What is Indexing
Index is one of the database object and indexing can be done in one or more columns of the database table. The purpose of doing indexing is simple i.e, to speed up the retrieval process of rows in the table. Indexing can be applied to tables or views to speed up the retrieval process. Index can be considered as “copy” of the data of table and will be sorted based on some way. For example if we have a table called “Category” as shown below -
Category Table
CategoryID INT - PK CategoryName VARCHAR(50) CategoryAdded DATETIME CategoryDeleted DATETIME
As shown above in the table structure “Category ID” is a primary key and will default have the clustered index. So all primary keys will default have the clustered index associated with it. Now consider another scenario where in we search the records based on “Category Name” and say the table has more than 1 million records in that table it will surely give the performance issues while filtering records based on “Category Name” as it does “full table scan” internally.
So to avoid the performance issues we can set “Category Name” as Non clustered Index.
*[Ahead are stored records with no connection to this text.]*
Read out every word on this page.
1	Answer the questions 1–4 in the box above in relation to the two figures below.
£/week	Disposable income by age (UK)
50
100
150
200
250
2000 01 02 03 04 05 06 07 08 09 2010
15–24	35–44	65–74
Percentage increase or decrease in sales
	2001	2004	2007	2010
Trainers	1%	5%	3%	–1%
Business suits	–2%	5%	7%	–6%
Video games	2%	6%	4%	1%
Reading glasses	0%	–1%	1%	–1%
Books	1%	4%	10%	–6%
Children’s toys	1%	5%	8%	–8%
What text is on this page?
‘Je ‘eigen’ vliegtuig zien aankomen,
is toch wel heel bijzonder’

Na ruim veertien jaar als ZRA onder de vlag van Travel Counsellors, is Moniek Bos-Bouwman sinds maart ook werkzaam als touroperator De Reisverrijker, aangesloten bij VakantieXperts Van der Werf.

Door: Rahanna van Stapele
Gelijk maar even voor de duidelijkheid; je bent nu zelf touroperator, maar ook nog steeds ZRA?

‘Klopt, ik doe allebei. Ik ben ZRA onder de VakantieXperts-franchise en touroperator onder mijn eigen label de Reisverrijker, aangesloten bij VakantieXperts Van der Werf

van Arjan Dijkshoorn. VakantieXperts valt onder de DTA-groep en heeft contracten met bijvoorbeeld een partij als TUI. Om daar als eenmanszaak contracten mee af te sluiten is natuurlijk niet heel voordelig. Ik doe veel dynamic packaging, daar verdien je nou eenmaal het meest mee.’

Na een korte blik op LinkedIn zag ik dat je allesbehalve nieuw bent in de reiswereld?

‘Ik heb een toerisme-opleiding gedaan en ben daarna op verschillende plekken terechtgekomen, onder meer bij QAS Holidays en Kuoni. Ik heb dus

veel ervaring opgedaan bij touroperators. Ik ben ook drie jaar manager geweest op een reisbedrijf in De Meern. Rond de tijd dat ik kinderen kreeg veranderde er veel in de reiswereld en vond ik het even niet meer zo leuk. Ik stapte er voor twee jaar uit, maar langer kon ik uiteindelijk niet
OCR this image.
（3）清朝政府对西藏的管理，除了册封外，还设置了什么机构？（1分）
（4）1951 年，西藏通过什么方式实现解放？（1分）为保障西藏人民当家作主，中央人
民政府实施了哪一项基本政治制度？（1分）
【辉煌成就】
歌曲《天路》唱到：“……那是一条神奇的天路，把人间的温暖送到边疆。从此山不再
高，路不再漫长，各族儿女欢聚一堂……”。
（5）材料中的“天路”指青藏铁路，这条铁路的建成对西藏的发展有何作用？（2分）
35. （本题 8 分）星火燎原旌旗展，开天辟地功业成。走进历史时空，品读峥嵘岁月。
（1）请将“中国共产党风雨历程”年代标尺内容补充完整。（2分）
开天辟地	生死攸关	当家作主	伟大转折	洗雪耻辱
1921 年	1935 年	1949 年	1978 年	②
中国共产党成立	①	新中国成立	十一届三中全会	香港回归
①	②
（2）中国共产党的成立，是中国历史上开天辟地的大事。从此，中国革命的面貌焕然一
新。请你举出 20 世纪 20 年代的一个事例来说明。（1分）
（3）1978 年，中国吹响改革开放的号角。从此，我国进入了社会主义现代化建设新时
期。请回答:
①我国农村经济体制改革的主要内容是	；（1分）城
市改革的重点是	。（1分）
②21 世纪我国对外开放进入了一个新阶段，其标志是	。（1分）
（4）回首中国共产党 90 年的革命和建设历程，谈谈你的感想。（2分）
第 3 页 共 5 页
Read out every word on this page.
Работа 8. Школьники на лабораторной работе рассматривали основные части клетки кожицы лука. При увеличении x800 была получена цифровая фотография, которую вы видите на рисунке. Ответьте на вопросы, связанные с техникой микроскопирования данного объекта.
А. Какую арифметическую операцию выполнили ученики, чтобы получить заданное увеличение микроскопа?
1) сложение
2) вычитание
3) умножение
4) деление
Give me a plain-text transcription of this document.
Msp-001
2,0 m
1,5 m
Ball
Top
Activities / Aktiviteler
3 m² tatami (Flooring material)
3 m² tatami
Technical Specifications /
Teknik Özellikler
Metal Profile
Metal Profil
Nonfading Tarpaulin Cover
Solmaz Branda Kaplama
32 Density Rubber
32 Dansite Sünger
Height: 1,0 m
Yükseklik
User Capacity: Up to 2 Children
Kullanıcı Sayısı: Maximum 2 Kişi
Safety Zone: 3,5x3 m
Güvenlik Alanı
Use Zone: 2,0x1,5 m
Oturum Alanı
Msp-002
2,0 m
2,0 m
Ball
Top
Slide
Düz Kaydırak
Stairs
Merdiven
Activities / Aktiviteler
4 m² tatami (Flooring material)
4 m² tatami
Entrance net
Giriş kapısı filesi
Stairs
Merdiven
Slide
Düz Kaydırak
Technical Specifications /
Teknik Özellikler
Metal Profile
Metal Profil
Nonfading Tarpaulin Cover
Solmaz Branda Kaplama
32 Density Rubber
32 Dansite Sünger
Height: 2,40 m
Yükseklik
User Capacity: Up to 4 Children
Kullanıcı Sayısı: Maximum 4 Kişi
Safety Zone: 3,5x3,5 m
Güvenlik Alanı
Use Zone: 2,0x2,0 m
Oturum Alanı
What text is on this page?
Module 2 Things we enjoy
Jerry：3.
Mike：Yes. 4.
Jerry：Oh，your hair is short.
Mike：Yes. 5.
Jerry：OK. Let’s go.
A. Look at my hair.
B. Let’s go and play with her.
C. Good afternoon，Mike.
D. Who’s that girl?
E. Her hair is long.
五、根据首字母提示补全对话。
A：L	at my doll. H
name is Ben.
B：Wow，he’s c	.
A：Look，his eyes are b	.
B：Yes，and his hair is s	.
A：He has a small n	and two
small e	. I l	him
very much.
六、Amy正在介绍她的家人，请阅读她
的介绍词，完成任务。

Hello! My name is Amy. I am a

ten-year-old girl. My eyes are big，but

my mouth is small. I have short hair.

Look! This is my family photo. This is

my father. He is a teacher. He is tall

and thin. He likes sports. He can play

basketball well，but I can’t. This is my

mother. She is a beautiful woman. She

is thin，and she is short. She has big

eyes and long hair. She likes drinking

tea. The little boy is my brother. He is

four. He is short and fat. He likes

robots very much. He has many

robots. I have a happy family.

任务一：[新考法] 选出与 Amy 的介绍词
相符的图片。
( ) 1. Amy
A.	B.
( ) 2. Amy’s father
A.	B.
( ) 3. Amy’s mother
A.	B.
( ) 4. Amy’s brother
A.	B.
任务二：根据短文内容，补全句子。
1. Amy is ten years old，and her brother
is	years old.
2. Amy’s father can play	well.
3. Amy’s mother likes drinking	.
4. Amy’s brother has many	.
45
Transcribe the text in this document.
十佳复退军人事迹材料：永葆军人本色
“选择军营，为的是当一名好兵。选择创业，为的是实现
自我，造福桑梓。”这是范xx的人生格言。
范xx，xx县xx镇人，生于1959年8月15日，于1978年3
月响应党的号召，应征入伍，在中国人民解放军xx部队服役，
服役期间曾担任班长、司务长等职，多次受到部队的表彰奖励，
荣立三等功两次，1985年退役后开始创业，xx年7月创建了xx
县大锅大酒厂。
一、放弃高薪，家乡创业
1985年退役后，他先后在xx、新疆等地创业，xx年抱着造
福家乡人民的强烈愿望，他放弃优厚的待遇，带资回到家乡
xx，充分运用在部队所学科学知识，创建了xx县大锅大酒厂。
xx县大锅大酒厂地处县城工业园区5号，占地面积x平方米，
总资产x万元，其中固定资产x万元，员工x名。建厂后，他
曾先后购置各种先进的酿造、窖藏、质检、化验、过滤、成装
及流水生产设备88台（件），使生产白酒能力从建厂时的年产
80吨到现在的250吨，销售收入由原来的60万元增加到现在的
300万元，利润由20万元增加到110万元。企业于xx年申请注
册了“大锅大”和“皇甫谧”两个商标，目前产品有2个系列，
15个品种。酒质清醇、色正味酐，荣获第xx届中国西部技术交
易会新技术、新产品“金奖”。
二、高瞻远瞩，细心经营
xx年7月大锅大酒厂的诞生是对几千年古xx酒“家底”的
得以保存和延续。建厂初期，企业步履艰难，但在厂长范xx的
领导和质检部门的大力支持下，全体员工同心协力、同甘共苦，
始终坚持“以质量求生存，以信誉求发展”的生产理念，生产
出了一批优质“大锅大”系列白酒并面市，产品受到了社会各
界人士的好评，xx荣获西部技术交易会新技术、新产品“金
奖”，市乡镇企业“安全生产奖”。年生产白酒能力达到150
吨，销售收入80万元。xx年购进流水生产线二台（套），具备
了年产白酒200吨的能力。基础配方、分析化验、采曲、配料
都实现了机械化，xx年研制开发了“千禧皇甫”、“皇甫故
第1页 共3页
So now it sorts the data based on “Category Name” and stores it in the disk of the machine and hugely increases the performance as well.
Clustered Index
Let’s add some data into the table –“Category” and let’s see how the table search happens through query and let’s see how we can minimize number of comparisons using clustered index –
Category ID | Category Name | Category Added | Category Deleted |
---|---|---|---|
1 | Category1 | NULL | NULL |
2 | Category2 | NULL | NULL |
3 | Category3 | NULL | NULL |
4 | Category4 | NULL | NULL |
5 | Category5 | NULL | NULL |
Below is the sample image of how the table scan is happened without clustered index -
Below is the sample image of how the table data is structured after clustered index -
As shown in the first figure above, table – Category have primary key – “Category ID” which is by default have a clustered index. Primary key as we know does not allow null and does not allow duplicate values.
Below are the list of points to be kept in mind while creating a Clustered Index -
- There could be only one clustered index allowed in a table.
- It is good to add the clustered index to the column which is used mostly in “where” clause the most. Because it greatly affects the performance of the table.
- Whenever index is changed, reordering of data is happened in the table.
- When clustered index is created it forms a binary tree and binary tree info stored in the disc separately. Sample binary tree diagram shown above.
- During Update, Delete, Insert statements reordering will happen in the table.
Now let’s see how the data compared in binary tree in a query. Suppose I have a query to find the category having CategoryID = 5 –
Select * from Category where Category ID = 5
As shown in the above binary tree figure -
- 5 is matched with 3,
- 5 is matched with 4
- 5 is matched with 5 so only 3 comparisons.
So here total comparisons are 3 which is less compared to comparisons without clustered index 5.